With each new reclamation project KKL spearheaded, more people came to the land to find work. The creation of jobs played a significant role in immigration to the land by Arabs and Jews. As the economy transformed into an agriculturally based one, the need for laborers, processing factory workers, sales, and distribution mechanisms grew and were filled by Jews and Arabs who came to find economic stability.

But for trees and plants to grow, fresh water, which was scarce, was needed. While in the early days of the transformation, water trenches from the marchlands were dug out to allow the water to flow away from the swamps and towards crops, in the 1950s Israel was able to extend irrigation to over 325,000 acres by using previously untapped underground wells. With water comes life.

Clear evidence of how the land was transformed by the Jews lies in one famous picture from 1909 when Tel Aviv was established. The image shows the founding families standing on a sea of sand as far as the eyes can see. No trees, no shrubs, nothing but sand. In contrast to that, today, Tel Aviv is a bustling, green metropolis where oranges, lemons, figs, dates, and a wide variety of plants grow and thrive.

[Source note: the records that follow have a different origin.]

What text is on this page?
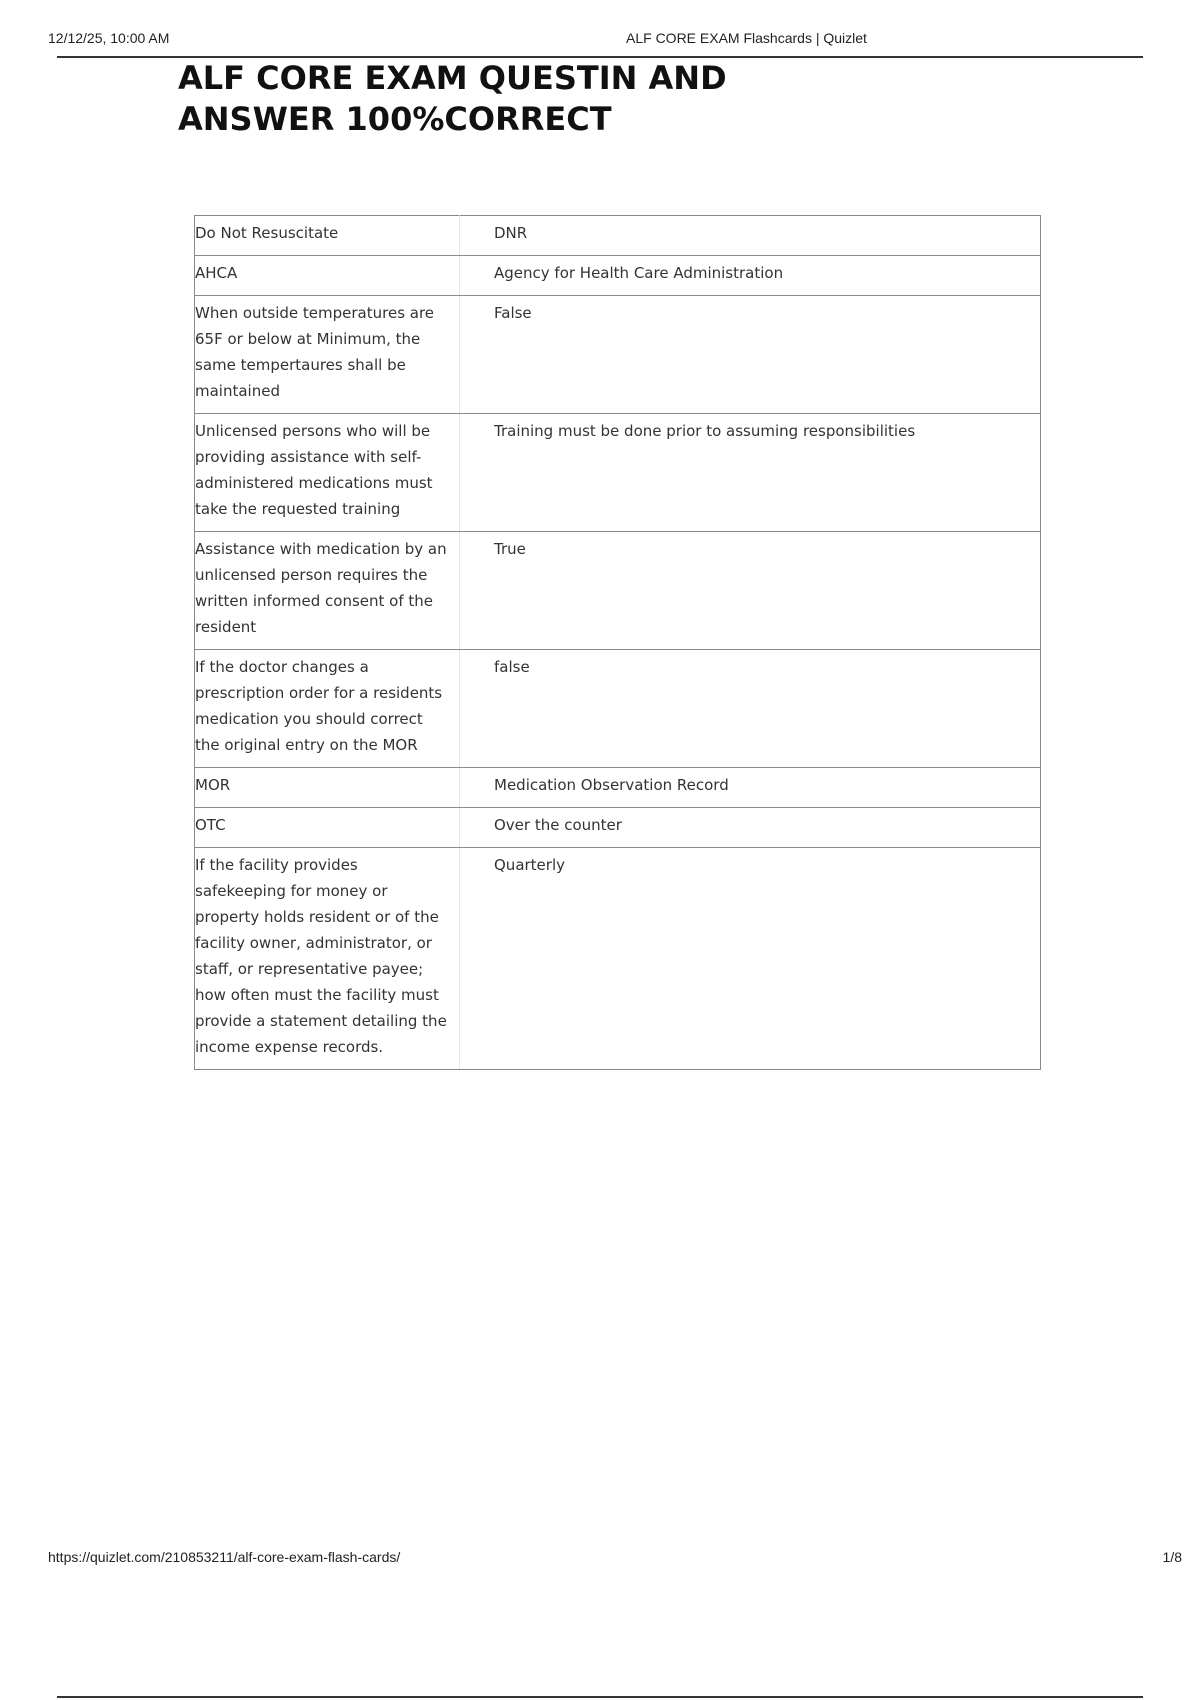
12/12/25, 10:00 AM	ALF CORE EXAM Flashcards | Quizlet
ALF CORE EXAM QUESTIN AND ANSWER 100%CORRECT
Do Not Resuscitate	DNR
AHCA	Agency for Health Care Administration
When outside temperatures are 65F or below at Minimum, the same tempertaures shall be maintained	False
Unlicensed persons who will be providing assistance with self-administered medications must take the requested training	Training must be done prior to assuming responsibilities
Assistance with medication by an unlicensed person requires the written informed consent of the resident	True
If the doctor changes a prescription order for a residents medication you should correct the original entry on the MOR	false
MOR	Medication Observation Record
OTC	Over the counter
If the facility provides safekeeping for money or property holds resident or of the facility owner, administrator, or staff, or representative payee; how often must the facility must provide a statement detailing the income expense records.	Quarterly
https://quizlet.com/210853211/alf-core-exam-flash-cards/	1/8
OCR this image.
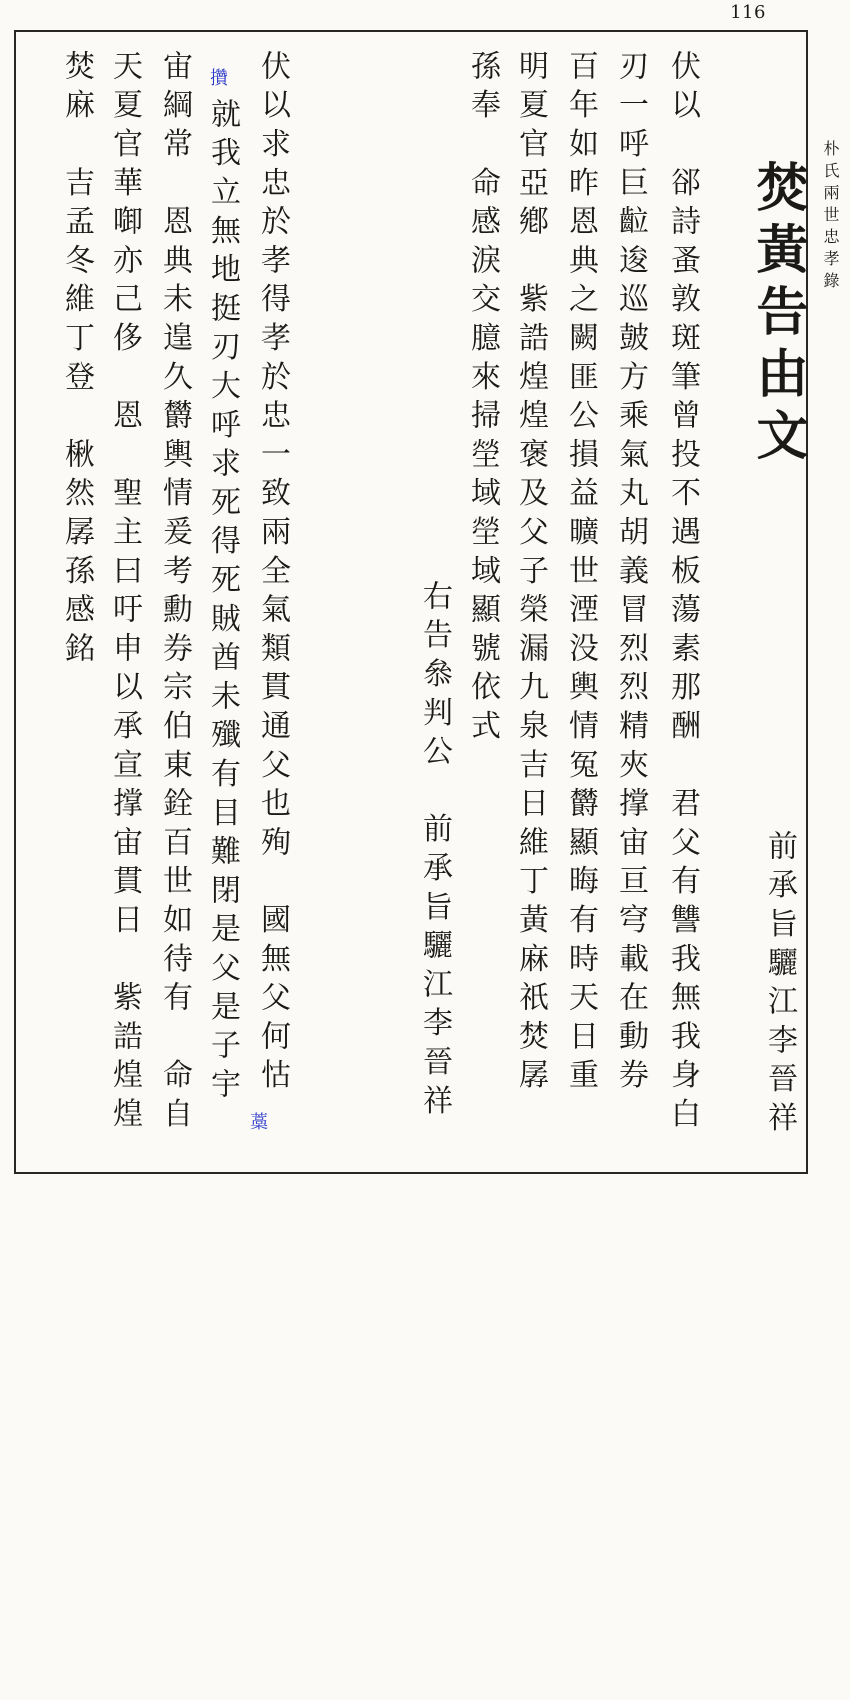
116
朴氏兩世忠孝錄
焚黃告由文
前承旨驪江李晉祥
伏以　郤詩蚤敦斑筆曾投不遇板蕩素那酬　君父有讐我無我身白
刃一呼巨䶘逡巡皷方乘氣丸胡義冒烈烈精夾撑宙亘穹載在動券
百年如昨恩典之闕匪公損益曠世湮没輿情冤欝顯晦有時天日重
明夏官亞鄕　紫誥煌煌褒及父子榮漏九泉吉日維丁黃麻祇焚孱
孫奉　命感淚交臆來掃塋域塋域顯號依式
右告叅判公　前承旨驪江李晉祥
伏以求忠於孝得孝於忠一致兩全氣類貫通父也殉　國無父何怙
就我立無地挺刃大呼求死得死賊酋未殲有目難閉是父是子宇
宙綱常　恩典未遑久欝輿情爰考勳券宗伯東銓百世如待有　命自
天夏官華啣亦己侈　恩　聖主曰吁申以承宣撑宙貫日　紫誥煌煌
焚麻　吉孟冬維丁登　楸然孱孫感銘	攢
藁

Driving down towards the Dead Sea in the Judean Desert the work of the Jews over the last 130 years is evident. Dispersed between the barren white sand desert are fields of trees, from date palms that produce some of the world’s best dates to orchards of citrus fruits. This scene is replicated even as you continue down towards the Red Sea city of Eilat. What was once a barren, lifeless desert, is now dotted with communities focused on agriculture. Even greenhouses are in abundance, growing things from cherry tomatoes, peppers, and fresh herbs to medical marijuana.

The work of KKL did not end once the state was formed. During the period from the late 1970s to the early 1980s, KKL planted 60,000 acres of trees and turned over 50,000 acres into viable cropland. To this day KKL is still working to transform the land. To date, KKL is responsible for planting over 240 million trees in the Land of Israel and their work continues with a massive project to combat desertification which is a global crisis.

To say that it is racist against Palestinians to state that the Jews made the desert bloom is yet another attempt by Palestinians to alter history. The hard facts and historical records prove the statement is true. And, while Arabs were involved in the work, it was because the Jews had undertaken these projects that brought the migrant Arabs to the land, just as it brought more Jews to the land. These are facts that cannot be disputed by a tweet, or a talking head on a BBC program who offers no proof of anything to the contrary.